Querying on cassandra consumes CPU

302 Views Asked by At

Connecting to Cassandra from application code and querying consumes Cassandra's CPU.

My query is like :: select fields from table where partition_key = "PARTITION_KEY" and clustering_key_1 = "KEY1" and clustering_key_2 in (a1, a2, a3..a100);

I am using in keyword on clustering columns only. But it still afffects the CPU badly. Sometimes the CPU reaches 100%.

Is this normal ?

1

There are 1 best solutions below

3
Aaron On

No, 100% CPU usage is not normal for querying. But quite frankly, neither is querying for 100 entries with an IN clause.

Even using IN on a clustering key forces Cassandra to perform random reads. Cassandra was built for reading sequentially. I would not recommend even double-digits of IN clause entries.

Recommendations:

  • Try to keep the number of rows returned to a minimum. You may need to break this query up into ten or twenty smaller queries.
  • If you really just need 'a1' through 'a100', why not try it as a range query?
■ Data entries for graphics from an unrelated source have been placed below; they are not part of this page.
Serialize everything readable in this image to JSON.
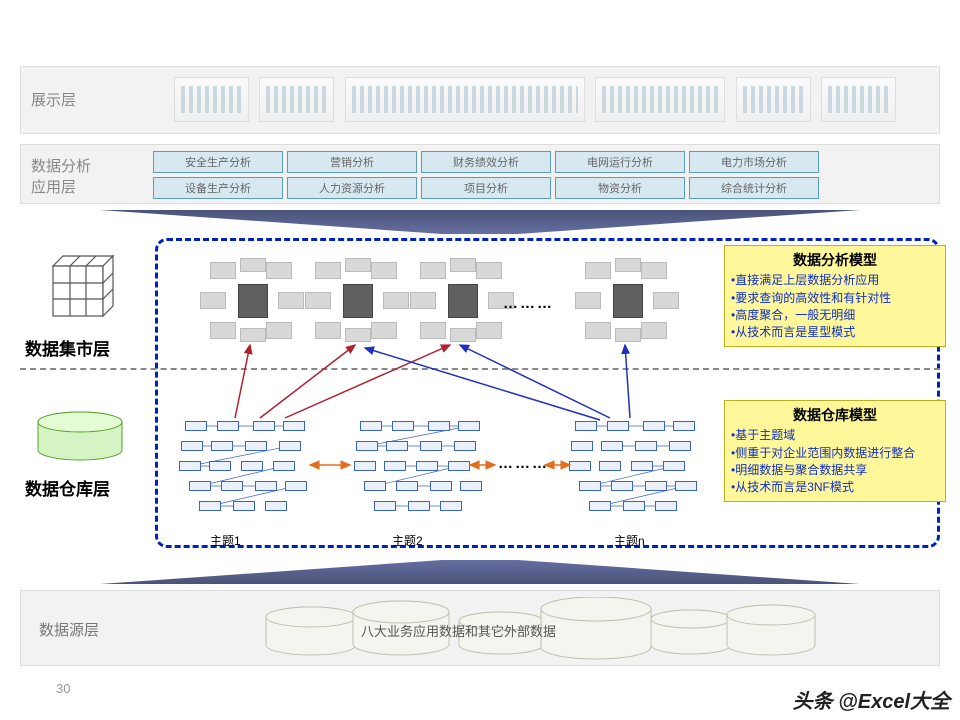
{
  "layers": {
    "presentation": "展示层",
    "analysis": "数据分析\n应用层",
    "mart": "数据集市层",
    "warehouse": "数据仓库层",
    "source": "数据源层"
  },
  "app_row1": [
    "安全生产分析",
    "营销分析",
    "财务绩效分析",
    "电网运行分析",
    "电力市场分析"
  ],
  "app_row2": [
    "设备生产分析",
    "人力资源分析",
    "项目分析",
    "物资分析",
    "综合统计分析"
  ],
  "topics": {
    "t1": "主题1",
    "t2": "主题2",
    "tn": "主题n",
    "dots": "………"
  },
  "cluster_dots": "………",
  "note_analysis": {
    "title": "数据分析模型",
    "items": [
      "直接满足上层数据分析应用",
      "要求查询的高效性和有针对性",
      "高度聚合，一般无明细",
      "从技术而言是星型模式"
    ]
  },
  "note_warehouse": {
    "title": "数据仓库模型",
    "items": [
      "基于主题域",
      "侧重于对企业范围内数据进行整合",
      "明细数据与聚合数据共享",
      "从技术而言是3NF模式"
    ]
  },
  "source_text": "八大业务应用数据和其它外部数据",
  "page_num": "30",
  "watermark": "头条 @Excel大全",
  "colors": {
    "note_bg": "#fff79a",
    "dash": "#0020c0",
    "cyl_fill": "#d4f4c4",
    "cyl_stroke": "#5aa02a",
    "arrow_red": "#b02030",
    "arrow_blue": "#2030c0",
    "arrow_orange": "#e07020"
  }
}
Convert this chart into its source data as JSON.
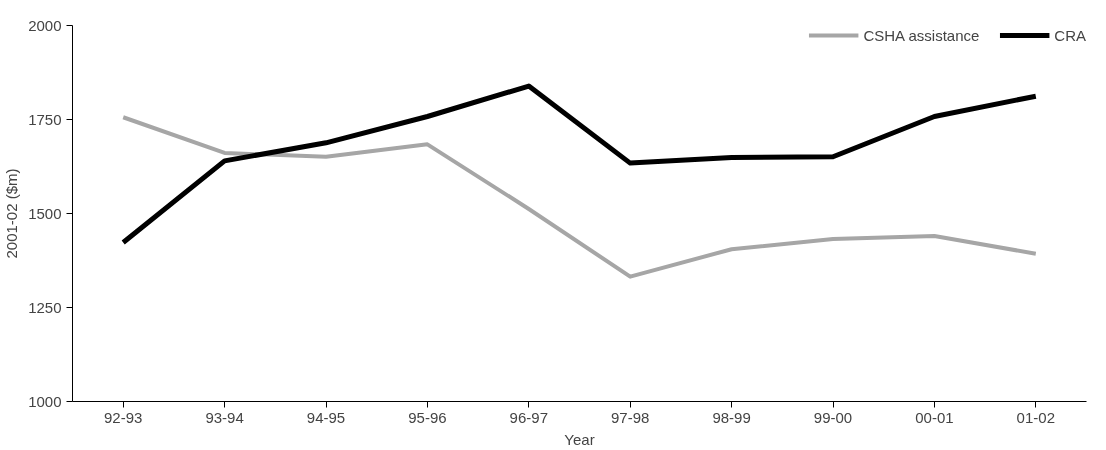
{
  "chart_data": {
    "type": "line",
    "xlabel": "Year",
    "ylabel": "2001-02 ($m)",
    "categories": [
      "92-93",
      "93-94",
      "94-95",
      "95-96",
      "96-97",
      "97-98",
      "98-99",
      "99-00",
      "00-01",
      "01-02"
    ],
    "series": [
      {
        "name": "CSHA assistance",
        "color": "#a6a6a6",
        "values": [
          1756,
          1661,
          1651,
          1684,
          1512,
          1332,
          1405,
          1432,
          1440,
          1393
        ]
      },
      {
        "name": "CRA",
        "color": "#000000",
        "values": [
          1423,
          1640,
          1688,
          1758,
          1839,
          1634,
          1649,
          1651,
          1758,
          1812
        ]
      }
    ],
    "ylim": [
      1000,
      2000
    ],
    "yticks": [
      1000,
      1250,
      1500,
      1750,
      2000
    ],
    "grid": false,
    "legend": "top right",
    "marker": "none",
    "line_style": "solid"
  }
}
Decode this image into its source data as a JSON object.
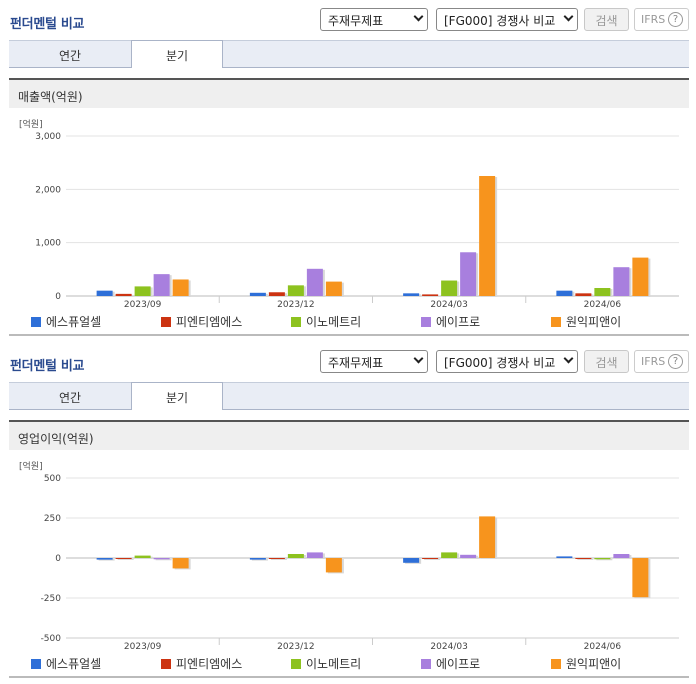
{
  "panels": [
    {
      "title": "펀더멘털 비교",
      "select1": "주재무제표",
      "select2": "[FG000] 경쟁사 비교",
      "search_label": "검색",
      "ifrs_label": "IFRS",
      "help": "?",
      "tab_annual": "연간",
      "tab_quarter": "분기",
      "chart_title": "매출액(억원)",
      "chart_data": {
        "type": "bar",
        "unit": "[억원]",
        "categories": [
          "2023/09",
          "2023/12",
          "2024/03",
          "2024/06"
        ],
        "ylim": [
          0,
          3000
        ],
        "yticks": [
          0,
          1000,
          2000,
          3000
        ],
        "ytick_labels": [
          "0",
          "1,000",
          "2,000",
          "3,000"
        ],
        "series": [
          {
            "name": "에스퓨얼셀",
            "color": "#2e6fd8",
            "values": [
              100,
              60,
              50,
              100
            ]
          },
          {
            "name": "피엔티엠에스",
            "color": "#cc3311",
            "values": [
              40,
              70,
              30,
              50
            ]
          },
          {
            "name": "이노메트리",
            "color": "#8dc21f",
            "values": [
              180,
              200,
              290,
              150
            ]
          },
          {
            "name": "에이프로",
            "color": "#a87fde",
            "values": [
              410,
              510,
              820,
              540
            ]
          },
          {
            "name": "원익피앤이",
            "color": "#f7941d",
            "values": [
              310,
              270,
              2250,
              720
            ]
          }
        ]
      }
    },
    {
      "title": "펀더멘털 비교",
      "select1": "주재무제표",
      "select2": "[FG000] 경쟁사 비교",
      "search_label": "검색",
      "ifrs_label": "IFRS",
      "help": "?",
      "tab_annual": "연간",
      "tab_quarter": "분기",
      "chart_title": "영업이익(억원)",
      "chart_data": {
        "type": "bar",
        "unit": "[억원]",
        "categories": [
          "2023/09",
          "2023/12",
          "2024/03",
          "2024/06"
        ],
        "ylim": [
          -500,
          500
        ],
        "yticks": [
          -500,
          -250,
          0,
          250,
          500
        ],
        "ytick_labels": [
          "-500",
          "-250",
          "0",
          "250",
          "500"
        ],
        "series": [
          {
            "name": "에스퓨얼셀",
            "color": "#2e6fd8",
            "values": [
              -10,
              -10,
              -30,
              10
            ]
          },
          {
            "name": "피엔티엠에스",
            "color": "#cc3311",
            "values": [
              -3,
              -3,
              -5,
              -5
            ]
          },
          {
            "name": "이노메트리",
            "color": "#8dc21f",
            "values": [
              15,
              25,
              35,
              -8
            ]
          },
          {
            "name": "에이프로",
            "color": "#a87fde",
            "values": [
              -8,
              35,
              20,
              25
            ]
          },
          {
            "name": "원익피앤이",
            "color": "#f7941d",
            "values": [
              -65,
              -90,
              260,
              -245
            ]
          }
        ]
      }
    }
  ]
}
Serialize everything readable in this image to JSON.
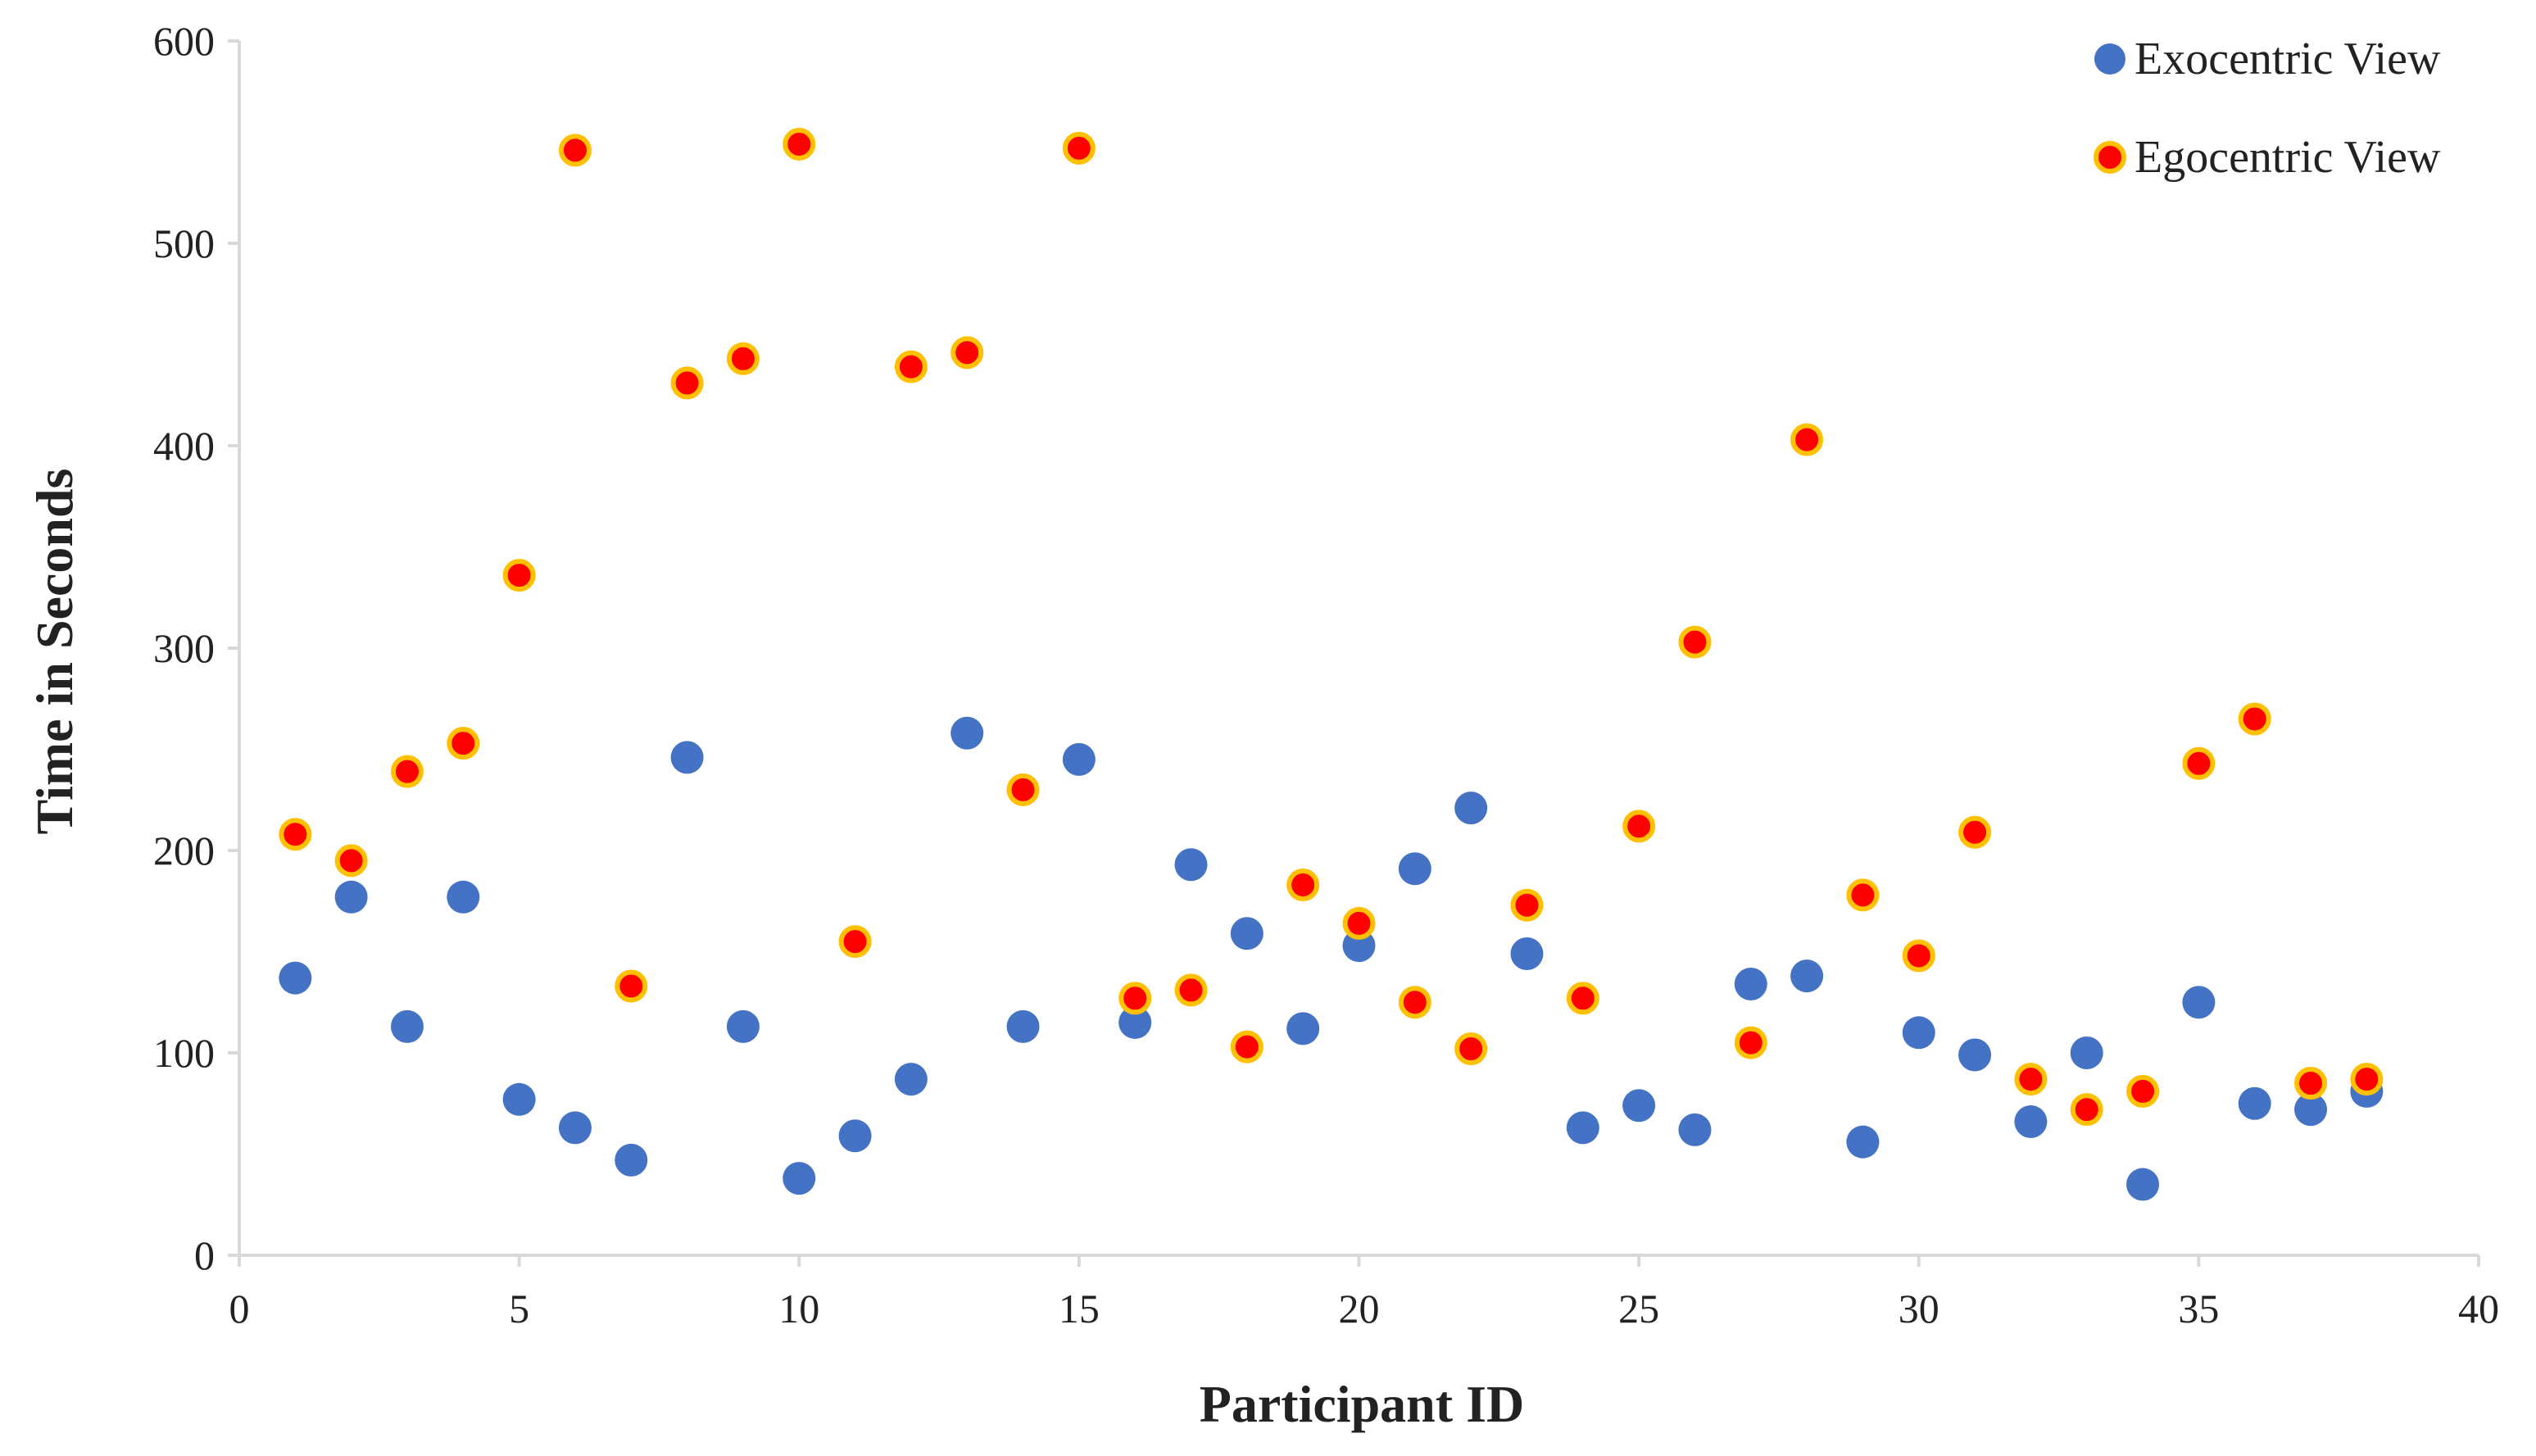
{
  "chart_data": {
    "type": "scatter",
    "title": "",
    "xlabel": "Participant ID",
    "ylabel": "Time in Seconds",
    "xlim": [
      0,
      40
    ],
    "ylim": [
      0,
      600
    ],
    "xticks": [
      0,
      5,
      10,
      15,
      20,
      25,
      30,
      35,
      40
    ],
    "yticks": [
      0,
      100,
      200,
      300,
      400,
      500,
      600
    ],
    "grid": false,
    "legend_position": "top-right",
    "x": [
      1,
      2,
      3,
      4,
      5,
      6,
      7,
      8,
      9,
      10,
      11,
      12,
      13,
      14,
      15,
      16,
      17,
      18,
      19,
      20,
      21,
      22,
      23,
      24,
      25,
      26,
      27,
      28,
      29,
      30,
      31,
      32,
      33,
      34,
      35,
      36,
      37,
      38
    ],
    "series": [
      {
        "name": "Exocentric View",
        "color": "#4472c4",
        "values": [
          137,
          177,
          113,
          177,
          77,
          63,
          47,
          246,
          113,
          38,
          59,
          87,
          258,
          113,
          245,
          115,
          193,
          159,
          112,
          153,
          191,
          221,
          149,
          63,
          74,
          62,
          134,
          138,
          56,
          110,
          99,
          66,
          100,
          35,
          125,
          75,
          72,
          81
        ]
      },
      {
        "name": "Egocentric View",
        "color": "#ff0000",
        "edge_color": "#ffc000",
        "values": [
          208,
          195,
          239,
          253,
          336,
          546,
          133,
          431,
          443,
          549,
          155,
          439,
          446,
          230,
          547,
          127,
          131,
          103,
          183,
          164,
          125,
          102,
          173,
          127,
          212,
          303,
          105,
          403,
          178,
          148,
          209,
          87,
          72,
          81,
          243,
          265,
          85,
          87
        ]
      }
    ]
  }
}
select fields from table where partition_key = "PARTITION_KEY" and clustering_key_1 = "KEY1" and clustering_key_2 >= 'a1' and clustering_key_2 <= 'a100');

Usually, 100% CPU during querying means that the cluster needs more nodes. However, since the query is limited by partition, more nodes will not help. In that case, the partitions might be too large, and re-modeling the table to have smaller partitions will spread out the load on the cluster more evenly.

Edit 20200616

There are other factors that can make a query consume high amounts of CPU.

Are you querying columns that support in-place writes or lots of deletes? Both conditions will make Cassandra have to work harder, due to ignoring obsoleted and tombstoned data.

Try running an iostat. If you're in a virtualized/cloud environment, you could be seeing "noisy neighbor" issues like CPU steal and high (disk) I/O wait times.